L’État [est] un ensemble d’institutions et d’administrations possédant sur la société et sur ses membres un pouvoir souverain supposé lui permettre de remplir un certain nombre de fonctions indispensables au bon fonctionnement de la société.

Plus précisément et indépendamment de la discussion sur le régime politique le plus pertinent, l’État moderne s’est posé et continue de se poser à partir de sa distinction d’avec la société. Cette dernière se trouvant conçue comme le lieu où se déploient les intérêts particuliers des individus et des groupes d’individus, l’État est supposé constituer le lieu de l’intérêt général, en faisant prévaloir le bien commun : c’est en faisant valoir ce qu’est l’intérêt général, en faisant prévaloir le bien commun sur les intérêts sectoriels que recherchent les uns et les autres, que l’État fait pour ainsi dire « tenir ensemble » les différents acteurs, partenaires et quelques fois adversaires, qui sont appelés à coexister au sein du même espace social.

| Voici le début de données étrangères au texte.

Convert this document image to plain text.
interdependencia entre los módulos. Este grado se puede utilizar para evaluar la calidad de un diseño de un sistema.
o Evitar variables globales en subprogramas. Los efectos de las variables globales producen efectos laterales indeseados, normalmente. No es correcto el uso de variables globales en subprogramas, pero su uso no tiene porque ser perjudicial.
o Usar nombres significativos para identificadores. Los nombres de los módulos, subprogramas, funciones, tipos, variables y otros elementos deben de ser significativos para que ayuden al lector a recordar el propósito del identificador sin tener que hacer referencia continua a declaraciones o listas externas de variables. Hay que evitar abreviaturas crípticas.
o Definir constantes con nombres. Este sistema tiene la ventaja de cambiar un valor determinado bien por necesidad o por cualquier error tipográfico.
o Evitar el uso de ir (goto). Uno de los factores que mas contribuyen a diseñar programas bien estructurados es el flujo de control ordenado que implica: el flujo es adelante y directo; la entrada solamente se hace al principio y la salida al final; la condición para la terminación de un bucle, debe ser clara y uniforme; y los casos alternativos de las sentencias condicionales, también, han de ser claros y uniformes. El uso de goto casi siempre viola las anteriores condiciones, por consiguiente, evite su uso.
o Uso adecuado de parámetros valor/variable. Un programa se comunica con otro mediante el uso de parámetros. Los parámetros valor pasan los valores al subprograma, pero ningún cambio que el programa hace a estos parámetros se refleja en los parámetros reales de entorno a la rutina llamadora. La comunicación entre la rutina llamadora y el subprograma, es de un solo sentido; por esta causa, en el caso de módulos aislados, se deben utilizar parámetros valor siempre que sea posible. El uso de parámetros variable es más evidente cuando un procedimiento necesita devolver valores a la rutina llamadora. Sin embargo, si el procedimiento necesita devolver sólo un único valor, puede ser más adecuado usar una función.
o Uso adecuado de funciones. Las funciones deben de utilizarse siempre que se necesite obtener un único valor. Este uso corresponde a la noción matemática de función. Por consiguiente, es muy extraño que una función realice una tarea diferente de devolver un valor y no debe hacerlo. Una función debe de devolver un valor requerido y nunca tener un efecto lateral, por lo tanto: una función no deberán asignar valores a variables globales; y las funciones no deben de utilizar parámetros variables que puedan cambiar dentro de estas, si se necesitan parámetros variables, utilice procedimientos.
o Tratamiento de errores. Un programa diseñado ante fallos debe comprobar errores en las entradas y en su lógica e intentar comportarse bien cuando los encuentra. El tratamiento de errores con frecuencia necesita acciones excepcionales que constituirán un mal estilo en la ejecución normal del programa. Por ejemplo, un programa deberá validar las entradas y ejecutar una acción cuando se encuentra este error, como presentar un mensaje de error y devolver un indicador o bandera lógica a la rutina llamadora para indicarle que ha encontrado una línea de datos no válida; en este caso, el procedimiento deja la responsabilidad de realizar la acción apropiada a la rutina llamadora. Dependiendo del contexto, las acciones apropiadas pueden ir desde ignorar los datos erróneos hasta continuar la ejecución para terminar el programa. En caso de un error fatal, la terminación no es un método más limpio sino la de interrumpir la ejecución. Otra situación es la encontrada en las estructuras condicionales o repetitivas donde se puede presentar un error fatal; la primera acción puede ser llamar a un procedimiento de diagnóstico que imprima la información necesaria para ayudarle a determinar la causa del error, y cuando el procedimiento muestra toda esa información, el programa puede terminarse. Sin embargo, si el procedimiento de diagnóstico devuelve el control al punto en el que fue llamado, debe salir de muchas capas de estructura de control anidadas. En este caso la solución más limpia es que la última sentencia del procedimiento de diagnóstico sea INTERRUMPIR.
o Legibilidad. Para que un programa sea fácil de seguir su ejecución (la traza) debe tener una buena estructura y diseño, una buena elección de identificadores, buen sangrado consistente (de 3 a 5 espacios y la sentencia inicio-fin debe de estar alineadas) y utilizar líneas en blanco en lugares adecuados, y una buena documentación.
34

À cette fin, l’État dispose, pour assurer la cohésion de la société, de différents appareils de pouvoirs : ils lui permettent de produire les lois établissant ce qu’exige le bien commun (pouvoir législatif), de mettre en œuvre ces lois (pouvoir exécutif) ou encore de juger et de réprimer les transgressions que les lois peuvent subir (pouvoir judiciaire). Plus les sociétés se sont élargies et plus les rouages s’en sont complexifiés, plus l’élaboration et la mise en œuvre des lois notamment ont requis de puissants appareils bureaucratiques chargés d’inscrire la volonté de l’État dans la particularité des situations concrètes où se déroule la vie des acteurs sociaux. Au-delà même du gouvernement et des ministères, où s’élaborent les choix politiques, l’État moderne prend ainsi, avant tout, la forme d’un ensemble de services et d’administrations chargés en principe de réaliser dans toute une série de secteurs (sécurité sociale, éducation nationale, police, armée, santé, imposition, fiscalité, etc.) ce qu’exige le bien commun.

C’est en ce sens une donnée fondamentale de toute réflexion sur l’État que de bien comprendre que, dans nos sociétés modernes, la rencontre du citoyen avec l’État est quotidienne : loin de se borner à ce choix périodique de nos gouvernants auquel la vie démocratique nous a accoutumés, notre relation à l’État se trouve inscrite au cœur de nos vies. En ce sens, il n’est pas excessif de soutenir que nos vies sont « politiques » de part en part, si du moins on accorde que la politique entre en jeu partout où une société, pour que ceux qui la composent coexistent de la meilleure façon possible, a besoin d’être gouvernée.        

Alain RENAULT, Découvrir la philosophie, 4. La politique, Paris, Odile Jacob poche, 2010,pp.104-105.